“God bless fantasy football. There are many things a man can do with his time. This is better than those things.”

This monologue kicked off the first season of “The League,” an FX series that features a cast of characters joined together by their annual fantasy football league. Going into its fourth season, the show is a testament to the popularity of its already-ficticious subject matter. I enjoy the show for what it is — a lowbrow comedy that relies on its characters and doesn’t take itself too seriously. Fantasy football is just the backdrop.

Yet I saw that now-semi-famous dialogue appear last week on my Facebook news feed to welcome in the new NFL season. The decision to mark the occasion by preaching the joys of fantasy football is revealing — because, you know, most people used to be excited about the actual football being played. For some, fantasy football has become more than just a supplement to the season — it has become its own season.

Fantasy football doesn’t have to be all bad. Just like “The League,” I enjoy fantasy leagues for what they are; it is fun to draft my team each fall and see how it shakes out. (Unsurprisingly, I lost last week.) There are other positive externalities; much of the contact I have with friends from home is through our fantasy football, basketball and baseball leagues. To be clear: Fantasy football has definitely enhanced my football-watching experience.

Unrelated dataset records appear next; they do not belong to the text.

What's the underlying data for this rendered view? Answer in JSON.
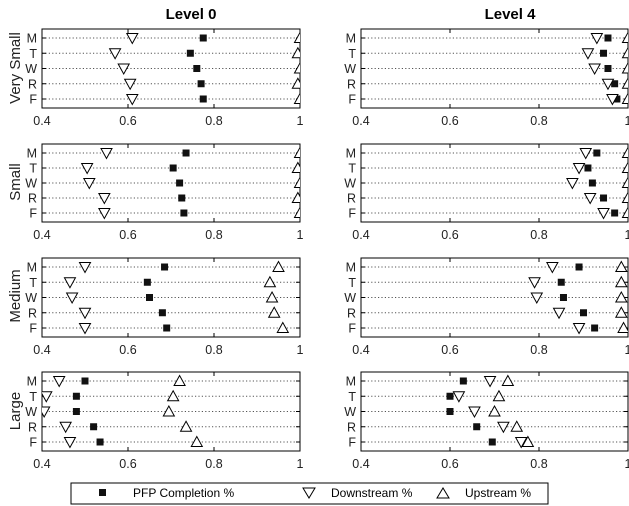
{
  "chart_data": {
    "type": "scatter",
    "columns": [
      "Level 0",
      "Level 4"
    ],
    "rows": [
      "Very Small",
      "Small",
      "Medium",
      "Large"
    ],
    "categories": [
      "M",
      "T",
      "W",
      "R",
      "F"
    ],
    "xlim": [
      0.4,
      1.0
    ],
    "xticks": [
      0.4,
      0.6,
      0.8,
      1.0
    ],
    "xtick_labels": [
      "0.4",
      "0.6",
      "0.8",
      "1"
    ],
    "grid": "dotted horizontal lines per category",
    "legend_position": "bottom-center",
    "series_names": [
      "PFP Completion %",
      "Downstream %",
      "Upstream %"
    ],
    "series_markers": [
      "filled-square",
      "down-triangle",
      "up-triangle"
    ],
    "panels": [
      {
        "column": "Level 0",
        "row": "Very Small",
        "series": [
          {
            "name": "PFP Completion %",
            "values": [
              0.775,
              0.745,
              0.76,
              0.77,
              0.775
            ]
          },
          {
            "name": "Downstream %",
            "values": [
              0.61,
              0.57,
              0.59,
              0.605,
              0.61
            ]
          },
          {
            "name": "Upstream %",
            "values": [
              1.0,
              0.995,
              1.0,
              0.995,
              1.0
            ]
          }
        ]
      },
      {
        "column": "Level 4",
        "row": "Very Small",
        "series": [
          {
            "name": "PFP Completion %",
            "values": [
              0.955,
              0.945,
              0.955,
              0.97,
              0.975
            ]
          },
          {
            "name": "Downstream %",
            "values": [
              0.93,
              0.91,
              0.925,
              0.955,
              0.965
            ]
          },
          {
            "name": "Upstream %",
            "values": [
              1.0,
              1.0,
              1.0,
              1.0,
              1.0
            ]
          }
        ]
      },
      {
        "column": "Level 0",
        "row": "Small",
        "series": [
          {
            "name": "PFP Completion %",
            "values": [
              0.735,
              0.705,
              0.72,
              0.725,
              0.73
            ]
          },
          {
            "name": "Downstream %",
            "values": [
              0.55,
              0.505,
              0.51,
              0.545,
              0.545
            ]
          },
          {
            "name": "Upstream %",
            "values": [
              1.0,
              0.995,
              1.0,
              0.995,
              1.0
            ]
          }
        ]
      },
      {
        "column": "Level 4",
        "row": "Small",
        "series": [
          {
            "name": "PFP Completion %",
            "values": [
              0.93,
              0.91,
              0.92,
              0.945,
              0.97
            ]
          },
          {
            "name": "Downstream %",
            "values": [
              0.905,
              0.89,
              0.875,
              0.915,
              0.945
            ]
          },
          {
            "name": "Upstream %",
            "values": [
              1.0,
              1.0,
              1.0,
              1.0,
              1.0
            ]
          }
        ]
      },
      {
        "column": "Level 0",
        "row": "Medium",
        "series": [
          {
            "name": "PFP Completion %",
            "values": [
              0.685,
              0.645,
              0.65,
              0.68,
              0.69
            ]
          },
          {
            "name": "Downstream %",
            "values": [
              0.5,
              0.465,
              0.47,
              0.5,
              0.5
            ]
          },
          {
            "name": "Upstream %",
            "values": [
              0.95,
              0.93,
              0.935,
              0.94,
              0.96
            ]
          }
        ]
      },
      {
        "column": "Level 4",
        "row": "Medium",
        "series": [
          {
            "name": "PFP Completion %",
            "values": [
              0.89,
              0.85,
              0.855,
              0.9,
              0.925
            ]
          },
          {
            "name": "Downstream %",
            "values": [
              0.83,
              0.79,
              0.795,
              0.845,
              0.89
            ]
          },
          {
            "name": "Upstream %",
            "values": [
              0.985,
              0.985,
              0.985,
              0.985,
              0.99
            ]
          }
        ]
      },
      {
        "column": "Level 0",
        "row": "Large",
        "series": [
          {
            "name": "PFP Completion %",
            "values": [
              0.5,
              0.48,
              0.48,
              0.52,
              0.535
            ]
          },
          {
            "name": "Downstream %",
            "values": [
              0.44,
              0.41,
              0.405,
              0.455,
              0.465
            ]
          },
          {
            "name": "Upstream %",
            "values": [
              0.72,
              0.705,
              0.695,
              0.735,
              0.76
            ]
          }
        ]
      },
      {
        "column": "Level 4",
        "row": "Large",
        "series": [
          {
            "name": "PFP Completion %",
            "values": [
              0.63,
              0.6,
              0.6,
              0.66,
              0.695
            ]
          },
          {
            "name": "Downstream %",
            "values": [
              0.69,
              0.62,
              0.655,
              0.72,
              0.76
            ]
          },
          {
            "name": "Upstream %",
            "values": [
              0.73,
              0.71,
              0.7,
              0.75,
              0.775
            ]
          }
        ]
      }
    ]
  }
}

Yet enhancing an experience is far different from overshadowing it, and I am troubled by the increasing takeover of fantasy football. Fantasy is not the same experience as the reality of live NFL action. A game has its own unique atmosphere, storylines, triumphs and failures. I know I am biased as a lover of storytelling, narrative and live action, but fantasy is just not as engaging. When pushed to its extreme, fantasy football is diluting the fun of the sport instead of serving as a nice side dish.

I know I am starting to sound a little like a cantankerous old man unwilling to accept change. But this is not just a gradual shift or tweaking of the rules; it is a total repurposing of the game. Fantasy football takes a team-based sport and transforms it into a bizarre contest where individual performances shine over team wins. The NFL is about cities packing stadiums and coming together. Teams feed off this energy to work together for wins. It is about the Bills miraculously taking down the Patriots; not that Houston’s Arian Foster ran 100 yards and had two TDs to “get me” 20 points.

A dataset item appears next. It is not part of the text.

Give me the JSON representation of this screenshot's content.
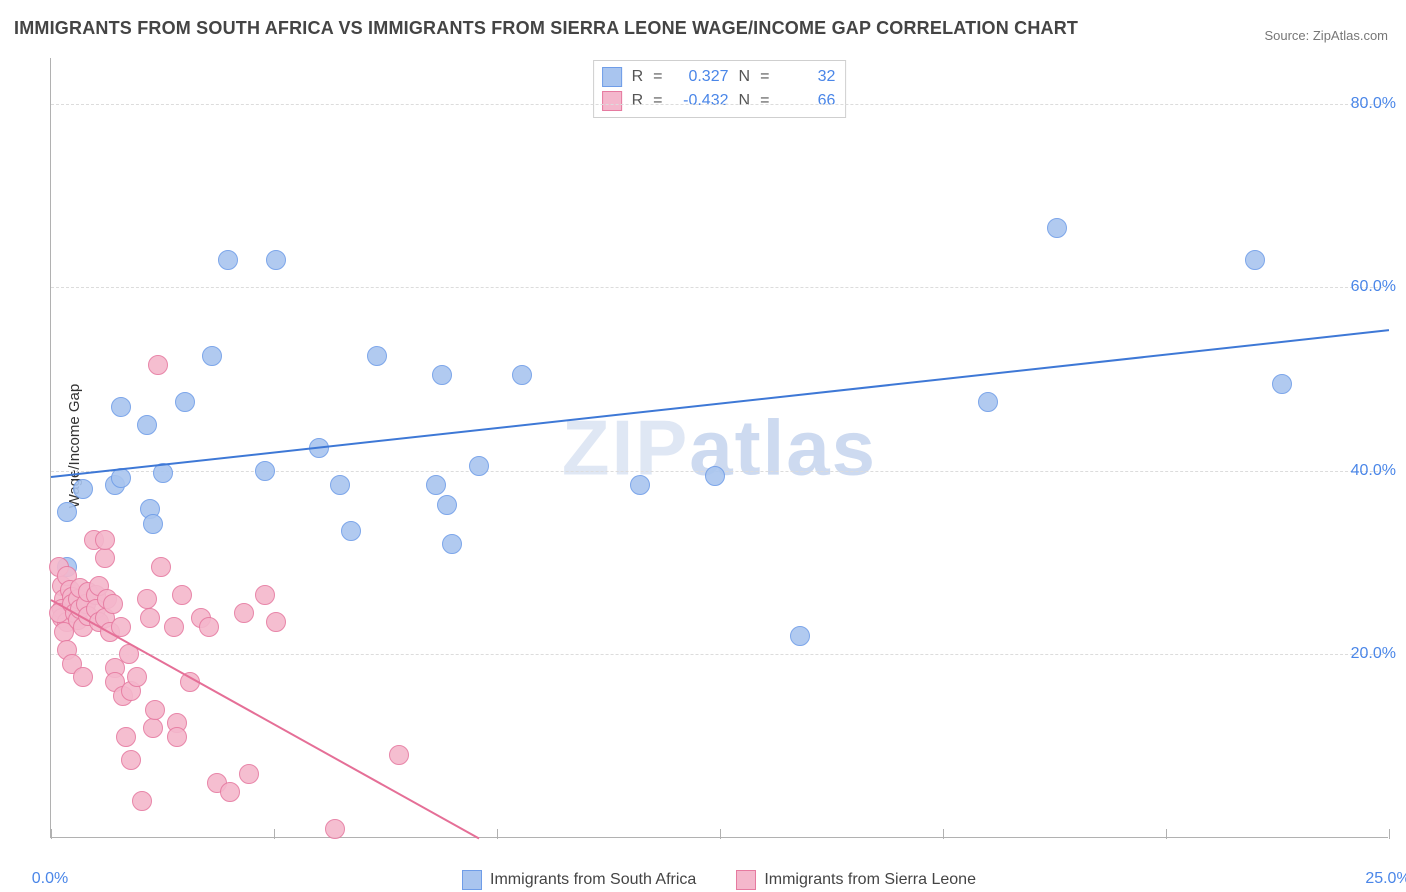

It’s also unsettling to hear someone’s loyalty for the hometown team diluted in favor of trying to will fantasy scenarios to fruition. As someone told me last weekend (in summary):

“Yeah, I want the Bears to win. But I also hope Andrew Luck has a good debut and keeps things close for the Colts … because he’s my fantasy QB.”

How far are we willing to take this? Instead of sitting down to watch the game with friends and family on Sunday, some of us are staring at spreadsheets and furiously clicking to make last-minute roster moves. We now have columnists entirely devoted to fantasy football analysis and a full block of ESPN fantasy programming on Sunday mornings.

Clearly, the NFL does not think fantasy football is destroying the game (nor do I, as of yet). In fact, NFL officials do not seem to share my anxiety and instead actively promote fantasy as part of the League’s brand. The NFL runs its own league manager product for the fantasy game on its official website and is now broadcasting out-of-town fantasy highlights to spectators in stadiums. If fantasy is attracting new fans or turning casual football watchers into serious fans, I have no problem. But when more and more fans are only fantasy football fans, the NFL is distorting the goals and incentives of its main product, football.

Live team sports inspire conversation and unity. They are a ritual of competition that have brought people together for generations. Thus it’s hard not to see fantasy as an attack on that ritual.

Interestingly, the NFL doesn’t even seem to recognize its own manufactured irony in a 2010 commercial promoting its “improved” fantasy football website that added supplemental video to the statistics. If you want to make this column truly interactive, search “NFL Say Goodbye to Dots” on YouTube and follow along for the full effect. The script:

“Football’s never been a game of dots. So why should your fantasy game be one? Goodbye dots. Hello video. Sign up and play the first fantasy game with video, new at NFL.com. You want the NFL, go to the NFL.”

Fine, that’s all well and good — and a clever advertisement. But brief video clips fail to replicate the full experience — they are only snippets of a game, just like clips of a movie. And they have nothing to do with team success or hometown pride. It’s ironic how video clips are supposed to “improve” the fantasy experience when it should be the other way around — fantasy should improve the existing experience.